先ほどまでの快晴から一変、辺り一面は暗くなり、雷が轟いている。
「ここは、別名「雷鳴の山」と呼ばれててね、
年中雷雲に覆われてる危険な場所なんだ。
・・・・だけどね、山頂は雲よりも高い場所にあってさ
そこからだと、大陸を一望できるって聞いたことがあるよ。」
「へえ~。」
ライの説明にルドガーは頷いた。
ティルは前へと歩み出す。
「ちょ、ティル!?」
「もう、みんな何してるの?公女様が一刻を争う事態に陥ってたら大変じゃない!
早く行きましょう!」
そういうと、ティルは山道を走りだした。
皆はそれを見て、ティルを追いかける。
山道に入ると、突然大粒の雨が降り、豪雨となって一行を襲う。
ザアァーっと土砂降りになり、稲妻も走る。
「酷い雨だ、視界が悪いぞこりゃ・・・」
クロウがそうつぶやくと、山の上に、ピカッと光る何かがあることに気づく。
「みんな、あそこを見ろ。
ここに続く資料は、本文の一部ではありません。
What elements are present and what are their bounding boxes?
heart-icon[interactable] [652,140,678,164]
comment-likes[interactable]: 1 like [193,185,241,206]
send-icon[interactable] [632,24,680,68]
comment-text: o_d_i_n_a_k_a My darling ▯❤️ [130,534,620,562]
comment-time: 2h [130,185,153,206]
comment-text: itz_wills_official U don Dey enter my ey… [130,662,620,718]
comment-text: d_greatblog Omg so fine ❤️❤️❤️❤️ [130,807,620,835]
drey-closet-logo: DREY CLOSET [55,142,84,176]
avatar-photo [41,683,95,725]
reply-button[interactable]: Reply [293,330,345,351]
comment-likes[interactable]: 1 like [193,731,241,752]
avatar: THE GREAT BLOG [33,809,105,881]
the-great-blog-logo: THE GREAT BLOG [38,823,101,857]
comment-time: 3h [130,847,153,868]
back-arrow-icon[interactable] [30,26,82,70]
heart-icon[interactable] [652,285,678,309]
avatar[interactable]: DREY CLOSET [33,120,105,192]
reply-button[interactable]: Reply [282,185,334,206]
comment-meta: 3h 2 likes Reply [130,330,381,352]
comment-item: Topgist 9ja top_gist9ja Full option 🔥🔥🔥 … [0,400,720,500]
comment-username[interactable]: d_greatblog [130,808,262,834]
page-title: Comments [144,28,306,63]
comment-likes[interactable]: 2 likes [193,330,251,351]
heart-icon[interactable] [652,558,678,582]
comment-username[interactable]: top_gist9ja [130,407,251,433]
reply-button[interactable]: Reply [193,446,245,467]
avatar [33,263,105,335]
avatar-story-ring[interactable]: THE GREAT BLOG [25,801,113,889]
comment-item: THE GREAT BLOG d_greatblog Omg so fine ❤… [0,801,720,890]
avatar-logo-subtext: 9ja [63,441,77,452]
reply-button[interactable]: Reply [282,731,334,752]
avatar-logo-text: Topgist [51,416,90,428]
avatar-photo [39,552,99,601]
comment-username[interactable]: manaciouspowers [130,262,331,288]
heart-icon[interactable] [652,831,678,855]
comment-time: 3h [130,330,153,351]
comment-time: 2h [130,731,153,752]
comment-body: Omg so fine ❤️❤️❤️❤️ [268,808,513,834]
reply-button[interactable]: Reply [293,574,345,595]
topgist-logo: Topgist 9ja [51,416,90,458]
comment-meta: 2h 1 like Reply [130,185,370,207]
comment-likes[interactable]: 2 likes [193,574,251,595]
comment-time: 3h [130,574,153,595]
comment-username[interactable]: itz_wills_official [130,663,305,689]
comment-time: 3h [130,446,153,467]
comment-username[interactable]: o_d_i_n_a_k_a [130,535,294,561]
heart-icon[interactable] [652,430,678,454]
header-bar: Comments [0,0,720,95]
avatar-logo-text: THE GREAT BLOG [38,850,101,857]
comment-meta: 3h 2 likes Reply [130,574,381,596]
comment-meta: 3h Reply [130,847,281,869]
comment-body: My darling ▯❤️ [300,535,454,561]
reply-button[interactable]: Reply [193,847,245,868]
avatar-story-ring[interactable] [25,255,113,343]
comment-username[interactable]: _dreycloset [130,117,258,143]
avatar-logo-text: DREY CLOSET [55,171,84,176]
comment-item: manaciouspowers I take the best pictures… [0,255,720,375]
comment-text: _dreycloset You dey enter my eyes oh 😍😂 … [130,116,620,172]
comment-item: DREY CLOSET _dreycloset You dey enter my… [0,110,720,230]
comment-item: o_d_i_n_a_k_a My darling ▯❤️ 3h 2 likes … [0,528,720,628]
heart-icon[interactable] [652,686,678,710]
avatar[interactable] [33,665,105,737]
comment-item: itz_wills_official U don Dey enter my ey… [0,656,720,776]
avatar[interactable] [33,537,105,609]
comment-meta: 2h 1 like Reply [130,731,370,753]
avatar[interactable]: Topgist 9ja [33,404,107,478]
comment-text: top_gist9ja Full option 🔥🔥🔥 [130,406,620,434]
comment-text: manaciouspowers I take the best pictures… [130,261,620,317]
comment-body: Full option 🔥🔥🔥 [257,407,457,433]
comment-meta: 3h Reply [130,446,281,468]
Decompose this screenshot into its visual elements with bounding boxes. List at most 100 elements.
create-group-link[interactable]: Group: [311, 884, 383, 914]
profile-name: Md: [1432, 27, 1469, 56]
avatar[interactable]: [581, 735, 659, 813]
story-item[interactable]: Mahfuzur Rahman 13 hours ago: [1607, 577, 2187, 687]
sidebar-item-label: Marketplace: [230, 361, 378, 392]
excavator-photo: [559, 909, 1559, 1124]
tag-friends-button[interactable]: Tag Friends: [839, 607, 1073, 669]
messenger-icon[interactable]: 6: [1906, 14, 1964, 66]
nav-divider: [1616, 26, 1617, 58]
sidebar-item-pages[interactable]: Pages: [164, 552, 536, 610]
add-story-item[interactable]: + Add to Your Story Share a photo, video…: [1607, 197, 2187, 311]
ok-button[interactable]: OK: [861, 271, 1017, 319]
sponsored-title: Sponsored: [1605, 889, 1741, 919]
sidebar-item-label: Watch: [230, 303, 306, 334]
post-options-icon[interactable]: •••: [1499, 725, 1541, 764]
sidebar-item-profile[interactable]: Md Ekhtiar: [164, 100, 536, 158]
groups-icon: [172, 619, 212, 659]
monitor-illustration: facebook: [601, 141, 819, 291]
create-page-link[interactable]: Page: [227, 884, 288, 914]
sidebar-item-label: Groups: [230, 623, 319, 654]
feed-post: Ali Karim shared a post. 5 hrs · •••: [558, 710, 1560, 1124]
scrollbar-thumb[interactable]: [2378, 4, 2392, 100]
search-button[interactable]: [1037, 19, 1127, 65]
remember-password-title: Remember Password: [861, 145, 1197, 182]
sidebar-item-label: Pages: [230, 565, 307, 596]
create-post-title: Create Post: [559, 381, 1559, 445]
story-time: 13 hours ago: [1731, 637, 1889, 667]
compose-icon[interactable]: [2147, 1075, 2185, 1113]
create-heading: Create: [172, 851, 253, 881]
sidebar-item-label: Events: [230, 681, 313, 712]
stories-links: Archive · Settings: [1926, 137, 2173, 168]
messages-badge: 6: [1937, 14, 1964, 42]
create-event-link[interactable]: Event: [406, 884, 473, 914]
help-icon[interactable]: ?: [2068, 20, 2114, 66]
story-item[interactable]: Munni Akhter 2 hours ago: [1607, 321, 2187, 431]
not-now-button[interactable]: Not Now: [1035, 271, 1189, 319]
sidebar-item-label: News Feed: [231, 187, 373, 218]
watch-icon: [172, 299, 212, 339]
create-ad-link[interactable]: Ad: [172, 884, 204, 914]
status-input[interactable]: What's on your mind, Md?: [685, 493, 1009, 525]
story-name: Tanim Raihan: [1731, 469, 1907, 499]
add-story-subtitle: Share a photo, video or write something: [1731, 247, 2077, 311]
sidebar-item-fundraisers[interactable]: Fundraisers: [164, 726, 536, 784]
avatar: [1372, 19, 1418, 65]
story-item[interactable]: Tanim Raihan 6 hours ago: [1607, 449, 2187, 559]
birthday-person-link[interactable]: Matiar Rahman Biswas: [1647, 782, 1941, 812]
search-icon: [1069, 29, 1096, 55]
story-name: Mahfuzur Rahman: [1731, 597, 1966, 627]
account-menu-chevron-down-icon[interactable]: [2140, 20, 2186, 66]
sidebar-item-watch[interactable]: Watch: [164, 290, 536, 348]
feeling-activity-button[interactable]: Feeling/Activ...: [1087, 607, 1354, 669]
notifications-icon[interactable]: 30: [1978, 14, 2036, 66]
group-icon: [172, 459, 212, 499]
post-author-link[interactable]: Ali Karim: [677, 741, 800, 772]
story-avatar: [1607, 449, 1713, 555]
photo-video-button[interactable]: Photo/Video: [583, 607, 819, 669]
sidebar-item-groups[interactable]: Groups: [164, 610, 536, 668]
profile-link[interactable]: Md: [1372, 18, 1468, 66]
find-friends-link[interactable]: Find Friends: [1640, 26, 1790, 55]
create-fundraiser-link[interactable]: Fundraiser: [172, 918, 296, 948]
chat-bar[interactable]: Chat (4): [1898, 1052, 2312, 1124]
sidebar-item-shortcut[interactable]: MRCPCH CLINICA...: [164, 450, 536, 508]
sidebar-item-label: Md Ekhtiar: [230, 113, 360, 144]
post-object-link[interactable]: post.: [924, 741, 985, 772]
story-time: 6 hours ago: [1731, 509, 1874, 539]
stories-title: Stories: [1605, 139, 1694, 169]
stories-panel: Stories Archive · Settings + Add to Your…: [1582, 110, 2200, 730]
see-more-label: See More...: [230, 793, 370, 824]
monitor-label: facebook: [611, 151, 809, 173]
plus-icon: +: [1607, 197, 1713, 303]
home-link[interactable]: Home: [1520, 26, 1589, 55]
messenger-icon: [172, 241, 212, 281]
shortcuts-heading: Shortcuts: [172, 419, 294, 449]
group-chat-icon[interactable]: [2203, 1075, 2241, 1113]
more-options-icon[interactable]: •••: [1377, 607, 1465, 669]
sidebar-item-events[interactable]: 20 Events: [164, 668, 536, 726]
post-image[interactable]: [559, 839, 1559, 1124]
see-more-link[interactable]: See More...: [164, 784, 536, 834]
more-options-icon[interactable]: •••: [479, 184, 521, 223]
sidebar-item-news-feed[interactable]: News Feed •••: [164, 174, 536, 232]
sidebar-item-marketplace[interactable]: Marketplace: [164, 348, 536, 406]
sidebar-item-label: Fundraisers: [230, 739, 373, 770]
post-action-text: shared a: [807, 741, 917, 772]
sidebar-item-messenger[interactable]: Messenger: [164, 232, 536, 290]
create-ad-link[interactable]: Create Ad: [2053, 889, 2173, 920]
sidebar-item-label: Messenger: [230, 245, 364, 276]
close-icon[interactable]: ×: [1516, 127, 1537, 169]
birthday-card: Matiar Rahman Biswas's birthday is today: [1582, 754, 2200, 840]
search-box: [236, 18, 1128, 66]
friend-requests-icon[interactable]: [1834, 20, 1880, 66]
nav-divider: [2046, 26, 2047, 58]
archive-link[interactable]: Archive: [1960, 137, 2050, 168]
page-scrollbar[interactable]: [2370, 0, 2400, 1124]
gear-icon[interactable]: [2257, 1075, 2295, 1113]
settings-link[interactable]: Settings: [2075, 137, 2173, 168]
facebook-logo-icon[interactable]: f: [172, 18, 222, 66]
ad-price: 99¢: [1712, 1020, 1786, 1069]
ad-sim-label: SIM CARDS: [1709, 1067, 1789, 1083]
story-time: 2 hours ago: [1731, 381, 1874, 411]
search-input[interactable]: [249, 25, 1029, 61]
」
クロウは指をさす。
一行もそれを見つけると、青く不規則に点滅する場所があった。
ネイラは皆に伝えた。
「あそこに行きましょう」
ネイラの言葉に同意する一行。
そして、光が点滅する場所に走り出した。
「あぁっ・・・!」
金色の鱗を持つ飛竜と騎士と思しき少女は、交戦中であった。
雨が激しく少女と飛竜に降り注ぎ、叩きつけている。
雨でべったりと服が肌にくっついて離れない。
美しい青い刀身の剣を構える少女は、動きづらそうにしていた。
少女は黒く長い髪を二つに結わえ、黒いベール、黒いマントを羽織る、
騎士というにはかなり軽装だった。
右目は金色、左目は紫色のオッドアイと、髪が紫色のグラデーションがかかっている、特徴的な姿である。
飛竜は青い雷を口から吐き出し、少女に攻撃する。
「っ!!」
少女はそれを避け、地面を滑る。
そして、剣を片手に飛竜の懐まで走る。
「せやあぁーっ!!」
しかし、飛竜の鱗に剣が通らず、ガキンという音を鳴らすだけであった。
飛竜は足の爪で少女をひっかこうと振り上げた。
少女は素早くそれを避けるが、水で張り付いた服が邪魔して、うまく避けきれなかった。
しかし、少女のベールが爪に引っかかった程度で済んだ。
「これは、生きて帰れる自信がないですね・・・・」
少女は口元を手で覆って飛竜を睨みつける。
少女・・・「シャルト・セラ・ハイランド」は、ハイランドにトニトルスが飛来してきたので、
民たちを守るために応戦したのはいいが、
吹き飛ばされ、気絶してしまったところを捕らえられたのか、
目覚めると洞窟内であった。
脱出しようとしたところ、見つかってしまい、仕方なく交戦したというわけである。
シャルトは激しい雨と長く続く戦闘に、体力は限界まで来ていた。
体中に飛竜の爪の傷が、雨に濡れて痛みが走るのも加え、
全身が針に刺されているような感覚であった。
トニトルスは、シャルトに向かって再び雷の吐息を吐く。
口から凄まじい稲妻が放たれ、シャルトはそれをよけようとした。
だが、足がもつれて転んでしまう。
「しまっ・・・・!」
シャルトは思わず瞼をぎゅっと閉じた。